Things fall apart: U.S. infrastructure
MIAMI – The country is falling apart.
That’s not just a figure of speech meant to encompass all that is going wrong in the nation. I am not mainly speaking of the rise of a tiny class of the mega-rich the opulence of which would have shocked even Thorstein Veblen, who wrote the definitive book (“Theory of the Leisure Class“) on the lifestyles of the very rich during this country’s first “Gilded Age” a century ago.
I am not focusing either on the not unrelated decline of the middle class, or even the discrimination against, and the alienation of, vast numbers of African Americans, other minorities, and the poor. Their frustration is at such a level that it sometimes ignites into fiery violence as it did twice recently in Ferguson, Missouri.

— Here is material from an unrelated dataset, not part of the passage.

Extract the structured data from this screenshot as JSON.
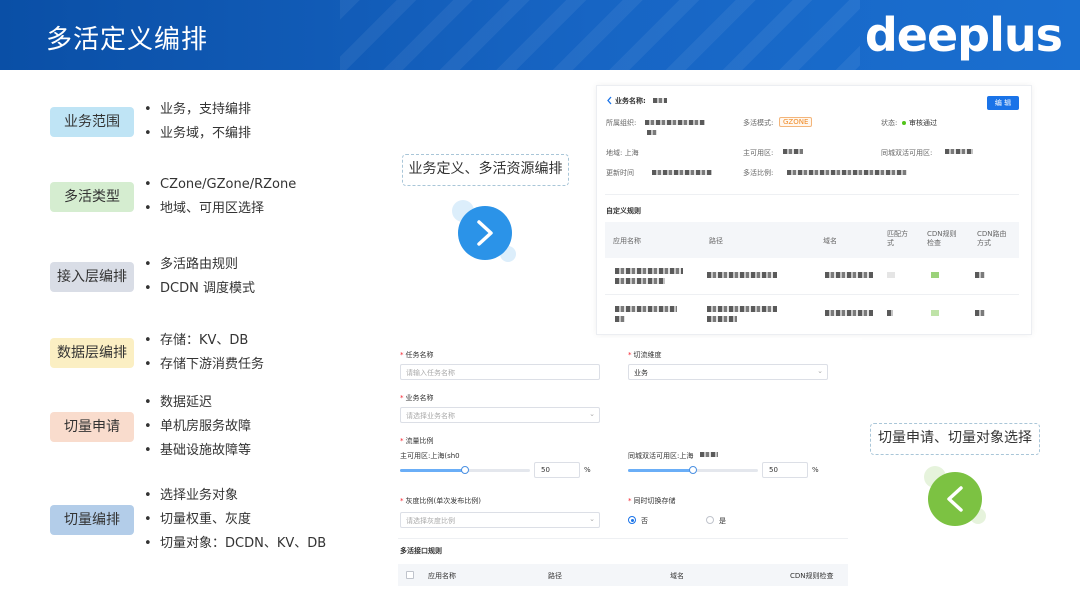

Here I am speaking literally of physical stuff – nuts and bolts, bridges and highways, ports and railways, clean energy systems and broadband internet – that is the backbone of any developed economy and all modern (or post-modern) societies.
Is it possible that the world’s most powerful nation ranks 16th in the world in the quality of its infrastructure? It is. We are that nation. The facts are not in dispute. According to the American Society of Civil Engineers, which conducts a comprehensive study of U.S. infrastructure and issues a report card every four years, in 2013 the United States earned a D+. The reason the engineers gave the United States a grade that would embarrass a sixth-grader is because so many bridges are only barely safe, so many highways are in deplorable condition, and so many ports and other key elements of the country’s infrastructure are below standard.

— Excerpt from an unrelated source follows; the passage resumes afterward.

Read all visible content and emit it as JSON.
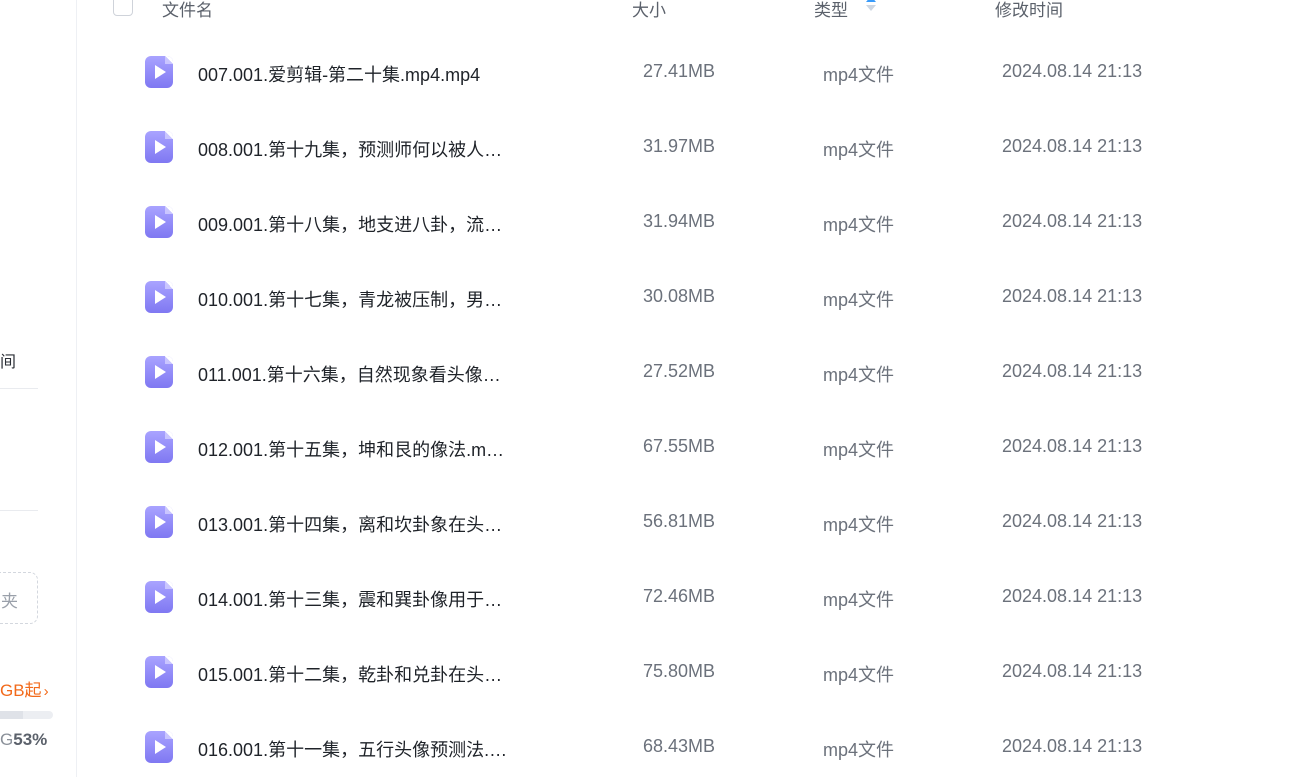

It’s gotten so bad that even some of the big media, which rarely spends much airtime on an issue as unsexy as infrastructure, is taking notice. The CBS news magazine 60 minutes recently aired a special report on the country’s collapsing infrastructure.

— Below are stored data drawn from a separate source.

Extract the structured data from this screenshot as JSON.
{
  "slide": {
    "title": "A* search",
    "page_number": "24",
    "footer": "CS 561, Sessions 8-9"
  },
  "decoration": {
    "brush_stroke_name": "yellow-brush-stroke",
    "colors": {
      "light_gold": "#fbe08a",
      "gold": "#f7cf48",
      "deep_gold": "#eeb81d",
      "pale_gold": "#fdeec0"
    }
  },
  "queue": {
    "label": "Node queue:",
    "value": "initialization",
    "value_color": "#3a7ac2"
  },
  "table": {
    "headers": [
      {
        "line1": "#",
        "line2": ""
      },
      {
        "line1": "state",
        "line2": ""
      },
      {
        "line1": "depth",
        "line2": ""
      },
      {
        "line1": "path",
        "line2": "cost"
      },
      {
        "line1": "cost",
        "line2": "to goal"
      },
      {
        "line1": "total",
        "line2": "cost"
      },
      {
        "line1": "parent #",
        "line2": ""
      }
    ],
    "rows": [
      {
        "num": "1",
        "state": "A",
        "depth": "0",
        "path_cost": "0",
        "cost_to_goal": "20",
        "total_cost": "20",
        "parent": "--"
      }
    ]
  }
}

Unfortunately, most of the media have ignored the problem, except in extreme cases where a bridge collapses killing many people or similar sensational catastrophes. Worse yet, as is their common practice, the media has done somersaults to try to assign equal blame to Democrats and Republicans.
The media’s bipartisan blame game is baloney. Since he took power amid a terrible recession, naturally President Obama was eager to spend money on fixing the nation’s tattered infrastructure. It was good policy, in at least three ways. First, it would stimulate the economy and create jobs at a time when economic growth and jobs were at a very low point. Second, the money would be spent on something that is really needed, regardless of the state of the economy. Third, infrastructure spending is more an investment than a pure outlay, and usually a very good investment, especially at a time when the U.S. government can borrow money at a rock-bottom interest rate.
In contrast, the Republicans have opposed infrastructure spending, with good success, especially after they took control of the House of Representatives in 2010. The GOP had all kinds of problems with infrastructure spending. Their dogma holds that the free market is a perfect self-correcting mechanism that doesn’t need government prodding, which only makes things worse.
Second, infrastructure spending normally produces a public good – the Brooklyn Bridge, which, as the joke goes, only a fool would dream of making his personal possession. Although private companies make money building infrastructure, Republicans are much more enthused by private infrastructure that provides huge profits for big corporations for a long time, such as the Keystone pipeline.
Thus, on top of the documented catastrophic state of U.S. infrastructure, we now have the spectacle of our very own Miami Republican Representative Mario Diaz-Balart, the new head of the House appropriations subcommittee most involved with infrastructure, vowing to spend less money. As if the government had not been skimping on infrastructure for decades. As head of the subcommittee that oversees, among other things, the Department of Transportation and all its road building and transit programs and the Department of Housing and Urban Development, Diaz-Balart is promising another turn of the screw.
Finally, although their dogma scoffs at the idea, Republicans knew in their gut that infrastructure spending would stimulate the economy and thereby help Obama get reelected in 2012. Republicans could hardly accept this even if their intransigence cost sorely needed jobs or allowed bridges to fall. After all, the first day the new Congress met in 2009, a Republican leader said the party’s number one priority would be to make Obama a one-term president.
So we come to the conclusion that the country is falling apart, but Republicans have other priorities.